TL;DR:

  • Deepgram offers a fully managed Whisper API that’s faster, more reliable, and cheaper than OpenAI's. 

  • But even with these improvements, Deepgram Nova is faster, cheaper, and more accurate than any Whisper model in the market (including our own).

  • Beyond performance and cost, Whisper models lack critical features and functionality that can impede successful productization

  • Deepgram Smart Formatting is now available and delivers superior entity formatting results to OpenAI Whisper

In September 2022, OpenAI released Whisper, its general-purpose, open source model for automatic speech recognition (ASR) and translation tasks. OpenAI researchers developed Whisper to study speech processing systems trained under large-scale weak supervision and, in Open AI’s own words, for “AI researchers studying robustness, generalization, capabilities, biases, and constraints of the current model.” In contrast, Deepgram has developed a Language AI platform that includes speech-to-text APIs that enable software developers to quickly build scalable, production-quality products with voice data.

OpenAI offers Whisper in five model sizes, ranging from 39 million to over 1.5 billion parameters. Larger models tend to provide higher accuracy at the tradeoff of increased processing time and compute cost; to increase the processing speed for larger models additional computing resources are required.

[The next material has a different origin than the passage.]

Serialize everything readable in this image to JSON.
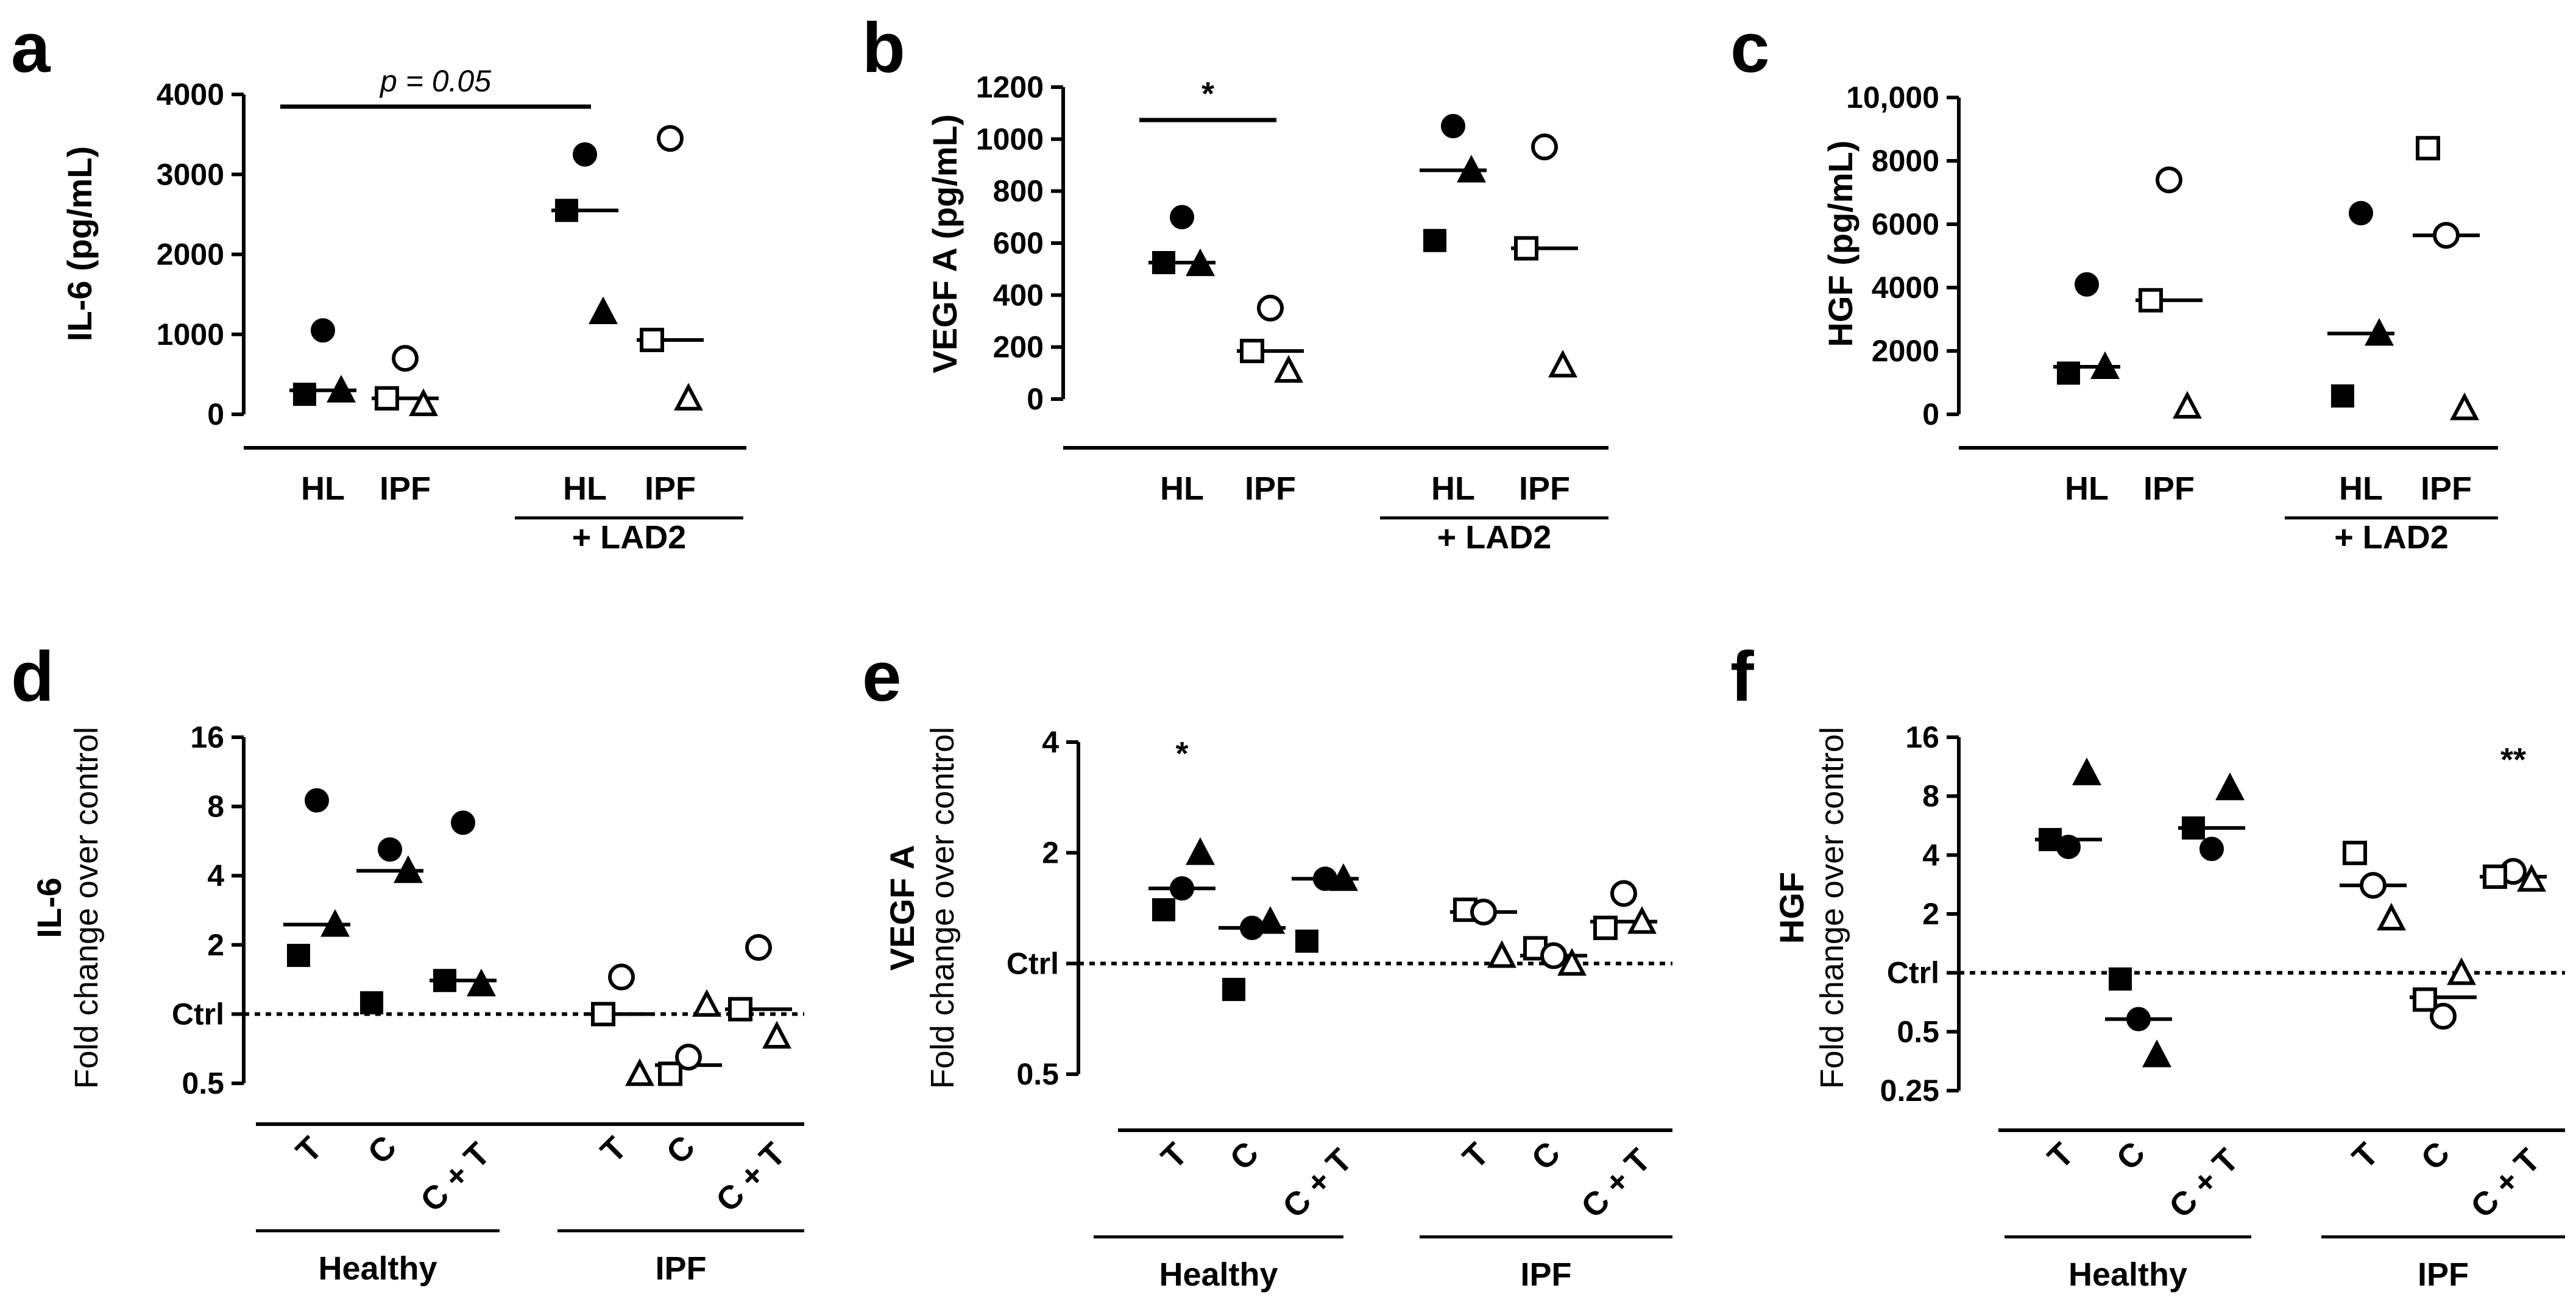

Whisper is an open source software package, and can be a great choice for hobbyists, researchers, and developers interested in creating product demos or prototypes or conducting technical research on AI speech recognition and translation. However, when it comes to building production systems at scale involving real-time processing of streaming voice data, there are a number of considerations that may make Whisper less suitable than commercially available ASR solutions. Some of its notable limitations include:

  • Whisper is slow and expensive

  • Only Large-v2 is available via API (Tiny, Base, Small, and Medium models are excluded)

  • No built-in diarization, word-level timestamps, or keyword detection

  • 25MB file size cap and a low limit on concurrent requests per minute

  • No support for transcription via hosted URLs or callbacks

  • Can’t be used for real-time transcription out of the box; no streaming support, batch processing for pre-recorded audio only

  • No model customization or ability to train Whisper on your own data to improve performance

  • Limited entity formatting

OpenAI Whisper’s Performance and Cost

In April, we announced Nova—the fastest, cheapest, and most accurate speech recognition model in the market today. In addition, we also released Deepgram Whisper Cloud, a fully managed Whisper API that supports all five open source models, and is faster, more reliable, and cheaper than OpenAI's.

Since launch, we’ve helped customers transcribe over 400 million seconds of audio with our new Whisper Cloud. We believe very strongly that if you’re going to use Whisper, you should certainly use our managed Whisper offering. It’s 20% more affordable (for Whisper Large), 3 times faster, and provides more accurate transcription results than what you’re currently able to get with OpenAI’s model.

But implementing Whisper, even a managed service offering like Deepgram’s, is not without its shortcomings. We conducted rigorous testing of Nova against its competitors on 60+ hours of human-annotated audio pulled from real-life situations, encompassing diverse audio lengths, speakers, accents, environments, and domains, to ensure a practical evaluation of its real-world performance.

Using these datasets, we calculated the Word Error Rate (WER)[1] of Nova and Deepgram’s Whisper models and compared it to OpenAI’s most accurate model (Whisper Large). The results show Deepgram’s Whisper Large model beats OpenAI’s in each domain, while Nova leads the pack by a considerable margin. Nova achieves an overall WER of 7.4% for the median files tested, representing a 45.2% lead over OpenAI Whisper Large, which had an overall WER of 13.5% (see Figure 1). If you’re going to use Whisper, use Deepgram Whisper Cloud. But if you need the most accurate model, use Deepgram Nova. 

Figure 1: The figure above compares the average Word Error Rate (WER) of our Nova and Whisper models with OpenAI’s Whisper Large model across three audio domains: video/media/podcast, meeting, and phone call. It uses a boxplot chart, which is a type of chart often used to visually show the distribution of numerical data and skewness. The chart displays the five-number summary of each dataset, including the minimum value, first quartile (median of the lower half), median, third quartile (median of the upper half), and maximum value.